Remaja sendiri menyadari bahwa
aspek-aspek emosional dalam kehidupan adalah kepentingannya adalah penting
(Jersild, 1957:133). Untuk selanjutnya berikut ini dibahas beberapa kondisi
emosional sebagai berikut:
a) Cinta / Kasih Sayang
Faktor penting dalam kehidupan remaja
adalah kapasitasnya untuk mencintai orang lain dan kebutuhannya untuk
mendapatkan cinta dari orang lain. Kemampuan untuk memberinya.
Kebutuhan untuk memberi dan menerima
cinta menjadi sangat penting, walaupun kebutuhan-kebutuhan akan perasaan itu
disembunyikan secara rapi. Para remaja yang berontak secara terang-terangan,
nakal dan mempunyai sikap permusuhan besar kemungkinannya disebabkan oleh
kurangnya rasa cinta dan dicintai yang tidak disadari.
b) Gembira
Pada umumnya individu dapat mengingat
kembali pengalaman-pengalaman yang menyenangkan yang dialami selama remaja.
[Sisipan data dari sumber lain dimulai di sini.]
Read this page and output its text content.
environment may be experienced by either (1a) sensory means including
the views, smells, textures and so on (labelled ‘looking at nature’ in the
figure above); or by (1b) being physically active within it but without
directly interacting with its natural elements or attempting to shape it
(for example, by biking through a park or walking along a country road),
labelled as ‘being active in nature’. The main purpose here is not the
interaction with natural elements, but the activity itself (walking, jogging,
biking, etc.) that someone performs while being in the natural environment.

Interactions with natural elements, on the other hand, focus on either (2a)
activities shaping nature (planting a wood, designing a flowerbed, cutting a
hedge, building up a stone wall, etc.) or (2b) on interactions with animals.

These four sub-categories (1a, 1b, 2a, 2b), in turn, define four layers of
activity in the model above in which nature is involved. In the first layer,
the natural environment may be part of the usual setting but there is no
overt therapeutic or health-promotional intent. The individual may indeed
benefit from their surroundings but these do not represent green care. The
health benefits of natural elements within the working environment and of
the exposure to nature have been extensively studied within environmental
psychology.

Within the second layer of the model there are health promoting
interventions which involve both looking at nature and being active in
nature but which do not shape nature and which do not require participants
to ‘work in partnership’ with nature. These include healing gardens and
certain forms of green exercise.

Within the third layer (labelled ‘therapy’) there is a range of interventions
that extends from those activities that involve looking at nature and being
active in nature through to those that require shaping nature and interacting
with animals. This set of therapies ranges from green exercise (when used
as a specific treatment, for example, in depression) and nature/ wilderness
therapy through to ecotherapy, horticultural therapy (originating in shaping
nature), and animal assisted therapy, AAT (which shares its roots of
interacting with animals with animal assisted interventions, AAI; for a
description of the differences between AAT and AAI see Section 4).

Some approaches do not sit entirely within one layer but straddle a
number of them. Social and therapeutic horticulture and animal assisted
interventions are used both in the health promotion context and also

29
Perasaan gembira dari remaja belum banyak diteliti. Perasaan gembira sedikit
mendapat perhatian dari petugas peneliti daripada perasaan marah dan takut atau
tingkah laku problema lain yang memantul-mantulkan kesedihan. Rasa gembira akan
dialami apabila segala sesuatunya berlangsung dengan baik dan para remaja akan
mengalami kegembiraan jika ia diterima sebagai seorang sahabat atau bila ia
jatuh cinta dan cintanya itu mendapat sambutan (diterima) oleh yang dicintai.
c) Kemarahan
dan Permusuhan
Sejak masa kanak-kanak, rasa marah telah
dikaitkan dengan usaha remaja untuk mencapai dan memiliki kebebasan sebagai
seorang pribadi yang mandiri. Rasa marah merupakan gejala yang penting di
antara emosi-emosi yang memainkan peranan yang menonjol dalam perkembangan
kepribadian. Pertama, di antara emosi-emosi ini adalah cinta, di mana kita
ketahui bahwa dicintai dan mencintai adalah segala emosi bagi perkembangan
pribadi yang sehat. Rasa marah juga penting dalam kehidupan, karena melalui
rasa marahnya seseorang mempertajam tuntunannya sendiri dan pemilikan
minat-minatnya sendiri.
Mendekati saat mencapai remaja, dia
telah melalui banyak fase dalam perkembangan emosional, antara lain dalam kaitannya
dengan perbuatan marah dan cara menyatakan kemarahan itu. Kondisi-kondisi dasar
yang menyebabkan timbulnya rasa marah kurang lebih sama , tetapi ada beberapa
perubahan sehubungan dengan pertambahan umurnya dan kondisi-kondisi tertentu
yang menimbulkan rasa marah atau meningkatnya penguasaan kendali emosional.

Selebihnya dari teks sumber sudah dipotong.